Por ejemplo, la siguiente captura corresponde al contenido del archivo: FileHistory.admx, específicamente, la directiva para deshabilitar o habilitar Historial de Archivos:

image

*Nota: En el caso de File History, solo contiene una directiva posible, es por esto que muestro la etiqueta de <policies> y </policies>, pues normalmente ahí están encerradas todas las directivas dentro de <policy> y </policy>.

En resumidas cuentas, nosotros abrimos el Editor de Directivas de Grupo a través de la Consola de Administración, editamos nuestra GPO, ésta va y busca todas sus plantillas en la ruta C:WindowsPolicyDefinitions, las configura dentro del ambiente gráfico y después la respectiva funcionalidad de las GPO se encarga de replicar esto en todos los equipos y usuarios que se encuentren dentro de los grupos indicados.

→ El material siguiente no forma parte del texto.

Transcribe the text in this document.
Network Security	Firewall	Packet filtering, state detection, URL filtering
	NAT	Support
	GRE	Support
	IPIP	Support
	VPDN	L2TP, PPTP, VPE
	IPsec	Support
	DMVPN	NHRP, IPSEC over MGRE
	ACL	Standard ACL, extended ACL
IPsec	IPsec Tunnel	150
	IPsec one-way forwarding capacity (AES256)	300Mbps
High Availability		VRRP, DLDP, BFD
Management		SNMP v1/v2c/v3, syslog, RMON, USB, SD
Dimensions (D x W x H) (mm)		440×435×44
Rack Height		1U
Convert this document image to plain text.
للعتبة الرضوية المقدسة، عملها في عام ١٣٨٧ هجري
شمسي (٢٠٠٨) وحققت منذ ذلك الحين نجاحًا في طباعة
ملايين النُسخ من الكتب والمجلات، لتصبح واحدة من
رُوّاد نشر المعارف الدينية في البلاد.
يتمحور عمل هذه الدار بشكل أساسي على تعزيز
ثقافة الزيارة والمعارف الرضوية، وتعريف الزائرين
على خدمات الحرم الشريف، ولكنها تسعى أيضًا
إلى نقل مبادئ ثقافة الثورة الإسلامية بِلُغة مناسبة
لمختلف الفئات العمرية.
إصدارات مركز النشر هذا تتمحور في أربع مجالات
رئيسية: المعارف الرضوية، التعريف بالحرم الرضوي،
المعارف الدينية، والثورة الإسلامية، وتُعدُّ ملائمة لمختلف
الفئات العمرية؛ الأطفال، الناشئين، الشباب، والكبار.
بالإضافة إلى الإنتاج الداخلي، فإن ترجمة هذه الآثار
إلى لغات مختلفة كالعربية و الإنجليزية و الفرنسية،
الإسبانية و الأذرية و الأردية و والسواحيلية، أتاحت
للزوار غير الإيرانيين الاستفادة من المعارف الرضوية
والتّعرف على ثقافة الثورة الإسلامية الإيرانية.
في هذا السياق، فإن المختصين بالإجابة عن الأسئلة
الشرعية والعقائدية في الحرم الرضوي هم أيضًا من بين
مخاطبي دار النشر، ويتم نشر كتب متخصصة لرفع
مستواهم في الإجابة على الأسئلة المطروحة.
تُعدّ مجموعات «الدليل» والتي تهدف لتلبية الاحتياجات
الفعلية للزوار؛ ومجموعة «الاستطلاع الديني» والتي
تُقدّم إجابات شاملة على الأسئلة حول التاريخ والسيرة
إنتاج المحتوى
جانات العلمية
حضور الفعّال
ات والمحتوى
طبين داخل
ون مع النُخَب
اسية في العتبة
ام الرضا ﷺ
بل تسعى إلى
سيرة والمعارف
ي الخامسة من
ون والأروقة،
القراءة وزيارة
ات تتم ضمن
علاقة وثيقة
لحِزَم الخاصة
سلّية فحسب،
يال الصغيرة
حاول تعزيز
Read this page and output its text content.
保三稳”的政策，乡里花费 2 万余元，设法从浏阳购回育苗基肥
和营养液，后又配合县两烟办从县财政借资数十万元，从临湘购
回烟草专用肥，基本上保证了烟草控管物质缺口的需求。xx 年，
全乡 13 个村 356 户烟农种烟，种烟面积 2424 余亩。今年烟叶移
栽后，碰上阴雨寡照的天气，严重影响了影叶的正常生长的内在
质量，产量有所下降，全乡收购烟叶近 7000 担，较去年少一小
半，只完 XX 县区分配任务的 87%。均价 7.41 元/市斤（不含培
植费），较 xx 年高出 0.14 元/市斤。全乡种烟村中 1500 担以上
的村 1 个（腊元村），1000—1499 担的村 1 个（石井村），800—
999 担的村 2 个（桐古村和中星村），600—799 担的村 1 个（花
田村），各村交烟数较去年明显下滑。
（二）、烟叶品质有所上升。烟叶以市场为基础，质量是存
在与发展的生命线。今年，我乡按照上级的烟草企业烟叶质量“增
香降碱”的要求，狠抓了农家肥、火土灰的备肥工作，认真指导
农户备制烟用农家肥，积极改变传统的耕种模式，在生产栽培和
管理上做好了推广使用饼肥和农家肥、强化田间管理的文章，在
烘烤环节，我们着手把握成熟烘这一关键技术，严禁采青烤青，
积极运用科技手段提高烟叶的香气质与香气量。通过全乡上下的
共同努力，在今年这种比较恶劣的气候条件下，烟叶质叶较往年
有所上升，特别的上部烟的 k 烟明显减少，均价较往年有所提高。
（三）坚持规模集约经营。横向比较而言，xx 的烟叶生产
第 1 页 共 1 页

*Nota: La forma como se replican las directivas tiene su propia ingeniería como lo mencioné más arriba, y debido a mi excases de conocimiento en su forma de trabajar, no puedo expandir más la explicación.

El proceso no suele representar mayores inconvenientes, hasta que sale una nueva versión o actualización –como el caso de 8.1- para el sistema operativo. Gracias a que las nuevas características requieren ser administrables en su totalidad, se crean más plantillas administrativas y por supuesto, al no estar incluidas originalmente en la versión del servidor, a menos que corresponda a la más actual, no hay cómo gestionar estas directivas por parte del área de IT.

El Central Store

Hay varios métodos que pueden o no ser soportados por Microsoft para poder actualizar las Plantillas Administrativas en el Controlador de Dominio; el más recomendado y productivo y recomendado, se llama Central Store, que no es más que configurar el Editor de Políticas para que no busque las plantillas en la ubicación local donde Windows predeterminadamente lo hace, sino que utilice un recurso compartido donde podemos ir pegando todos los nuevos archivos .admx para que las plantillas se actualicen y funcionen sin problema.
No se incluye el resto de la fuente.